Verhandlung über Jugendticket: Busunternehmer skeptisch
Thüringens Infrastrukturministerin prüft die Finanzierbarkeit eines Sondertickets für junge Menschen zum Monatspreis von 28 Euro. «Wir beschäftigen uns gerade intensiv mit der Frage, ob und zu welchem Preis ein kostengünstiges Ticket für junge Menschen als Ergänzung zum 49-Euro-Deutschlandticket eingeführt werden kann», sagte Infrastrukturministerin Susanna Karawanskij (Linke) auf dpa-Anfrage in Erfurt.
Thüringens Verband der Omnibusunternehmen, die einen großen Teil des öffentlichen Nah- und des Schülerverkehrs organisieren, reagierten skeptisch. Geld müsste auch in eine bessere Infrastruktur und Busse mit alternativen Antrieben gesteckt werden, verlangten sie. «Wir brauchen einen runden Tisch im Öffentlichen Personennahverkehr - eine Art Strategiekommission», sagte Verbandsgeschäftsführer Tilmann Wagenknecht.

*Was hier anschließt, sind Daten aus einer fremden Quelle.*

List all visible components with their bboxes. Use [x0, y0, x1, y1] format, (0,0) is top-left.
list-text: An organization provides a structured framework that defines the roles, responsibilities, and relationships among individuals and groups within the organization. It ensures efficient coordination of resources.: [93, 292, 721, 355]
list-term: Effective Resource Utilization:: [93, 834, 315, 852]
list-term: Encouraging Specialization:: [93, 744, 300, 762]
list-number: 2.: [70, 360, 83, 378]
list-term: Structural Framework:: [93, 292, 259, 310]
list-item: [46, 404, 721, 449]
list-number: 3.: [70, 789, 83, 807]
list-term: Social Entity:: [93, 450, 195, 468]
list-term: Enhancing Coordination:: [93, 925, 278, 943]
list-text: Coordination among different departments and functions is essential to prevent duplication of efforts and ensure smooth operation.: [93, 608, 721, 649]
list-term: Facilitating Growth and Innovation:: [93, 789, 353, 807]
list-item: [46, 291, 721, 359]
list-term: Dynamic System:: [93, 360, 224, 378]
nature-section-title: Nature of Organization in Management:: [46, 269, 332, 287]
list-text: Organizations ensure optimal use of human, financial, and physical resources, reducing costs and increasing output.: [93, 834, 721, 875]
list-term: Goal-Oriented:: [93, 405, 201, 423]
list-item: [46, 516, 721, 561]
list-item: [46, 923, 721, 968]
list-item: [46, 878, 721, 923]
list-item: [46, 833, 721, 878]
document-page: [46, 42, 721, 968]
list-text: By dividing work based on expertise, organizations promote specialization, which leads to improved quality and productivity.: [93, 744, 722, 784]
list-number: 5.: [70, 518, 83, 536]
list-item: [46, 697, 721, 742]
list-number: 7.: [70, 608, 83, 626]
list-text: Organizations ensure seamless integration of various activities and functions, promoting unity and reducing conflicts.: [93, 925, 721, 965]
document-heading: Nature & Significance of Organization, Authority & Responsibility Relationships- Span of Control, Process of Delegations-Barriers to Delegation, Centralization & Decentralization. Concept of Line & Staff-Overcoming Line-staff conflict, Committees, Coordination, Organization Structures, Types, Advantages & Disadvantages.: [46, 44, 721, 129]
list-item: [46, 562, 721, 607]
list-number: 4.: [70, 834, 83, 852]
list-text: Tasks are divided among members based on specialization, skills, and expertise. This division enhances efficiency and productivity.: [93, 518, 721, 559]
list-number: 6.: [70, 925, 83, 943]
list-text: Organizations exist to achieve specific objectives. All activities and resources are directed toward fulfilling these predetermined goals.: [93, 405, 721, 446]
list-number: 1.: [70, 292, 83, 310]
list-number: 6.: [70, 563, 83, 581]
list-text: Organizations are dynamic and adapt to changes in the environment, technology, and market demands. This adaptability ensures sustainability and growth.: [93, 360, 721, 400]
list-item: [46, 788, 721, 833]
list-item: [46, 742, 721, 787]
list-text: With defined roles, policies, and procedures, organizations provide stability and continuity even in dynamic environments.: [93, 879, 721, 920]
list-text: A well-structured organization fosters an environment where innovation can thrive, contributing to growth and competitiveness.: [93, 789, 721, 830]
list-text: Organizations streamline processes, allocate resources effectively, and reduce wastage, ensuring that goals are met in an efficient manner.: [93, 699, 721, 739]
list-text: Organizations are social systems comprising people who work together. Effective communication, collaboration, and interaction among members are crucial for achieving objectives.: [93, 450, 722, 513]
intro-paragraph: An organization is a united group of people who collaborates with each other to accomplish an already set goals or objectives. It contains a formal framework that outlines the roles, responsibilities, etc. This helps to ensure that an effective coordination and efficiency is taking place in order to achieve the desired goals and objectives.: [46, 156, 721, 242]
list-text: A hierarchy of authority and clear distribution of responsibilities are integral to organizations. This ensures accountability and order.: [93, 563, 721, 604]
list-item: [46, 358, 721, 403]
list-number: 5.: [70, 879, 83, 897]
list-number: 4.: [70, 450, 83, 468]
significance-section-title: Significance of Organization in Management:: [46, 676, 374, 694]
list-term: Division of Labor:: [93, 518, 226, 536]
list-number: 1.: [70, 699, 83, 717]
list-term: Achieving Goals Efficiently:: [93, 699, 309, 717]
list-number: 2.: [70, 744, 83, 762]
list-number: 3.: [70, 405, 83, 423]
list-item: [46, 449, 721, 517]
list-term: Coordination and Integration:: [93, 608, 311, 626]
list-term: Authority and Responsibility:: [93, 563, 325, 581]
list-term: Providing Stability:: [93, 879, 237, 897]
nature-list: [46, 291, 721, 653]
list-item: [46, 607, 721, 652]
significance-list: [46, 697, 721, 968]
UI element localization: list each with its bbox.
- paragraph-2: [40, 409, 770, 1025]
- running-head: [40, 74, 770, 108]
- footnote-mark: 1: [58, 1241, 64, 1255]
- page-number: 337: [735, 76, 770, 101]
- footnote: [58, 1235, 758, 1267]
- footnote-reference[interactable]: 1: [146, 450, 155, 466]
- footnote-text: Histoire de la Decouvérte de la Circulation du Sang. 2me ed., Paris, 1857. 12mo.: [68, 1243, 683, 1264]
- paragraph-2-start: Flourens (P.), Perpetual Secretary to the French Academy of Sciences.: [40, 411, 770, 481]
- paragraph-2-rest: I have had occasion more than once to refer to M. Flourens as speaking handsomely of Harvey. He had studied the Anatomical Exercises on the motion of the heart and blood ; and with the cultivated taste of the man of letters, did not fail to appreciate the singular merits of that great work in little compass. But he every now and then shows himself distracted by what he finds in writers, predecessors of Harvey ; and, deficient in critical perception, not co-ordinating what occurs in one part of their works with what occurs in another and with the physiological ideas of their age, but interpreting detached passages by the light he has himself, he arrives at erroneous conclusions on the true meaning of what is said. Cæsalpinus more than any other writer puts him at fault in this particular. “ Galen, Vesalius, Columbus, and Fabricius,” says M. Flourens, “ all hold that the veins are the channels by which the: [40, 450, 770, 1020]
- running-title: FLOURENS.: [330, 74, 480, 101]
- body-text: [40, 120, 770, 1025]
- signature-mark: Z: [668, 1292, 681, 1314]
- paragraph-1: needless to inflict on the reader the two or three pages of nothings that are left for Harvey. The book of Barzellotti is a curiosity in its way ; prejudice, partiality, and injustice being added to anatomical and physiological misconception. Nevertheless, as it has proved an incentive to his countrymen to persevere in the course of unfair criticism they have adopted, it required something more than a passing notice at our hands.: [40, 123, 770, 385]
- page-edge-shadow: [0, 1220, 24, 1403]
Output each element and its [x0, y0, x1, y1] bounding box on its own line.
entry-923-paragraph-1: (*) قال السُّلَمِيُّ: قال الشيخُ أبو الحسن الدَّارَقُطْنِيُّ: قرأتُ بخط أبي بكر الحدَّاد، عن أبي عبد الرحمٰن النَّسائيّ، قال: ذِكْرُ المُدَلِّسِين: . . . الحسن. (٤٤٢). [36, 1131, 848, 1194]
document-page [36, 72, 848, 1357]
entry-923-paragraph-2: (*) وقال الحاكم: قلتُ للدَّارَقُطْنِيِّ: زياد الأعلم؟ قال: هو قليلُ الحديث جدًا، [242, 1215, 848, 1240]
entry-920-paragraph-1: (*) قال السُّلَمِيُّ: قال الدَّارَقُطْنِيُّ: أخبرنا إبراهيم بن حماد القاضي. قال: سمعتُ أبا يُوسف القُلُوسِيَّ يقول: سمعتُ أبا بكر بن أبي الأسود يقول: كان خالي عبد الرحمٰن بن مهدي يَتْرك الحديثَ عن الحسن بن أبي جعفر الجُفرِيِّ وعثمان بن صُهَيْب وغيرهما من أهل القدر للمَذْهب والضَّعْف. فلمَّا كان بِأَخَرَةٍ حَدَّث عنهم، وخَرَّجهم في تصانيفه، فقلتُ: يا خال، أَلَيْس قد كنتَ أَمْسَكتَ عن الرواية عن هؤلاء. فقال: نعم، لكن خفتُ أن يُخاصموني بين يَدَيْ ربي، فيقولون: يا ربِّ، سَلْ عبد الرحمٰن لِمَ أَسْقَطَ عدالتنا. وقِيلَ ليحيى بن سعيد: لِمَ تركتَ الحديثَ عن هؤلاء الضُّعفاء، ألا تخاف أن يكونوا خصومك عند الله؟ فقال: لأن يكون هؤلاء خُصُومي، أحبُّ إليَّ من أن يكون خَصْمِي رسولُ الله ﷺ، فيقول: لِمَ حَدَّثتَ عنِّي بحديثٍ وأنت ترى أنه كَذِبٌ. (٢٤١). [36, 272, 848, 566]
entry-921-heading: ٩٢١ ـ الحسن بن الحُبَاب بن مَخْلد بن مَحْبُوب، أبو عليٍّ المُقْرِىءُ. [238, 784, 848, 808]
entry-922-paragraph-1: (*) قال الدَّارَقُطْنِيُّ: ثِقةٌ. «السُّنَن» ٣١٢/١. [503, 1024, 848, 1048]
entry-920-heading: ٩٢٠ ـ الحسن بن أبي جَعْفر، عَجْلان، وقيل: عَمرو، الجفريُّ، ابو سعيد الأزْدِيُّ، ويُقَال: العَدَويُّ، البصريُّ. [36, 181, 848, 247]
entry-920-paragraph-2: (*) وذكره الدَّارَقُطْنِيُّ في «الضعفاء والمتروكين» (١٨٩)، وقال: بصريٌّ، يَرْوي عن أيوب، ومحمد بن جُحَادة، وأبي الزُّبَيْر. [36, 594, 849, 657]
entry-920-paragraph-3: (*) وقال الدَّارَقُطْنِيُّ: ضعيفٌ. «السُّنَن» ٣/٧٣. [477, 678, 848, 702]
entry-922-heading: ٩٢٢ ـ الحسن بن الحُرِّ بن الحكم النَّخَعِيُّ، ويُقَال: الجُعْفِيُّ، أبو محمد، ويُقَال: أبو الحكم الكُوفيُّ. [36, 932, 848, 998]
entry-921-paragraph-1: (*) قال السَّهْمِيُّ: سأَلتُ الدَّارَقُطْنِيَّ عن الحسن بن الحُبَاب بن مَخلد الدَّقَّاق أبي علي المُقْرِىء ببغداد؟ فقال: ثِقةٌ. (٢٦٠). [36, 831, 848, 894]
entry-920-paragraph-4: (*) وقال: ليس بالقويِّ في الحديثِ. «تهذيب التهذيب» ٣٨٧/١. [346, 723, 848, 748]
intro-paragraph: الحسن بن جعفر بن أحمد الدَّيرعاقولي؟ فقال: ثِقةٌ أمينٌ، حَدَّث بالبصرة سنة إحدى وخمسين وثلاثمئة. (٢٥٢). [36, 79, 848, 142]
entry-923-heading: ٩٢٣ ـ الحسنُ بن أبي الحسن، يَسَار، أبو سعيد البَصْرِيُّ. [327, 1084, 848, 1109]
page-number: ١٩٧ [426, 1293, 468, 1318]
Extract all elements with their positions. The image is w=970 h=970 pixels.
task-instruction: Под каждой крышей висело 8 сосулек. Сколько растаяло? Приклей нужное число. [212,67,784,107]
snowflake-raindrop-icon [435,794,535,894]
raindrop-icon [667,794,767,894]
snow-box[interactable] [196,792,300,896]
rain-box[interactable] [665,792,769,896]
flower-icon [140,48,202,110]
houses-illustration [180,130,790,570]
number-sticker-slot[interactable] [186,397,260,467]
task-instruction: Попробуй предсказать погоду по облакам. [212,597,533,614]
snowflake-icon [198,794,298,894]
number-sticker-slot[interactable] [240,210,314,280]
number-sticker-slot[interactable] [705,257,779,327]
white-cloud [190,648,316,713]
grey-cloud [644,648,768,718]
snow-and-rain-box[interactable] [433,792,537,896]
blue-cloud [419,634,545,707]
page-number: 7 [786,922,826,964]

Vor einem möglichen Kabinettsbeschluss zu einem Junge-Leute-Ticket müssten die Finanzierungsfragen geklärt werden, äußerte die Infrastrukturministerin. Ministerpräsident Bodo Ramelow (Linke) hatte ein 28-Euro-Ticket für junge Leute bis zu 28 Jahren mit Wohn- oder Ausbildungsort in Thüringen ins Gespräch gebracht. Es sei für Schüler, Azubis und Studierende gedacht. Es könnte das bestehende Azubiticket und das Ticket für Studierende ersetzen.
Ein 28-Euro-Ticket könnte durch einen Zuschuss zum bundesweiten Ticket erreicht werden, erklärte Karawanskij. Junge Leute könnten so das gleiche Ticket wie alle anderen nutzen und müssten keine Einschränkungen bei der bundesweiten Geltung in Kauf nehmen. «Mit diesem Ticket wollen wir einerseits die Mobilität junger Menschen verbessern und andererseits den Wirtschaftsstandort Thüringen stärken. Ich freue mich, dass mittlerweile auch andere Bundesländer unseren Vorschlag aufgreifen und ebenfalls die Einführung eines Ergänzungstickets für junge Menschen prüfen», sagte Karawanskij.
Mit der geplanten Einführung des Deutschland-Tickets für 49 Euro und einem möglichen Jugendticket in Thüringen wird nach Einschätzung des Verbandes Mitteldeutscher Omnibusunternehmen (MDO) die Finanzierung des öffentlichen Nahverkehrs auf den Kopf gestellt. Verbandschef Mario König sieht darin eine Aufwertung des öffentlichen Nahverkehrs, aber auch Finanzierungsrisiken für die Busunternehmen. Nach seinen Angaben sollen die Ausgleichszahlungen für die Unternehmen auf dem Einnahmeniveau des Jahres 2019 gedeckelt werden.
«Wir kommen damit über die Krisenzeiten hinweg, aber der Nahverkehr wird damit komplett von der Politik abhängig», sagte Verbandsgeschäftsführer Wagenknecht. Stärker als bisher sollte der Umstieg auf Busse mit alternativen Antrieben und die dafür nötige Infrastruktur gefördert werden.
In Thüringen seien dafür im kommenden Jahr rund 30 Millionen Euro aus EU-Programmen vorgesehen. «Was uns fehlt, ist ein richtiges Landesprogramm», so Wagenknecht. Nach seinen Angaben fahren etwa 2000 Busse in Thüringen - bisher sind es nach seiner Schätzung aber nur 25 bis 30 E-Busse. Um das deutlich zu verändern, «reichen 30 Millionen Euro im kommenden Jahr hinten und vorne nicht», so König.
Die Einführung des 49-Euro-Tickets und die Auswirkungen auf die Busbranche, die große Teile des öffentlichen Nah- sowie des Schülerverkehrs organisiert, sei ein Thema des Mitteldeutschen Omnibustages am Donnerstag und Freitag in Gera. Dazu würden rund 170 Teilnehmer erwartet - vor allem aus Thüringen und Sachsen sowie erstmals auch aus Brandenburg.
Bund und Länder hatten sich geeinigt, ein 49-Euro-Ticket einzuführen. Der genaue Zeitpunkt steht allerdings noch nicht fest. Mit einem Start am 1. Januar 2023 sei aus derzeitiger Sicht aber nicht zu rechnen, so das Thüringer Ministerium. Die Finanzierung des 49-Euro-Tickets soll zu gleichen Teilen vom Bund und den Ländern getragen werden. Thüringen müsste aus der Landeskasse allein dafür rund 34 Millionen Euro beisteuern.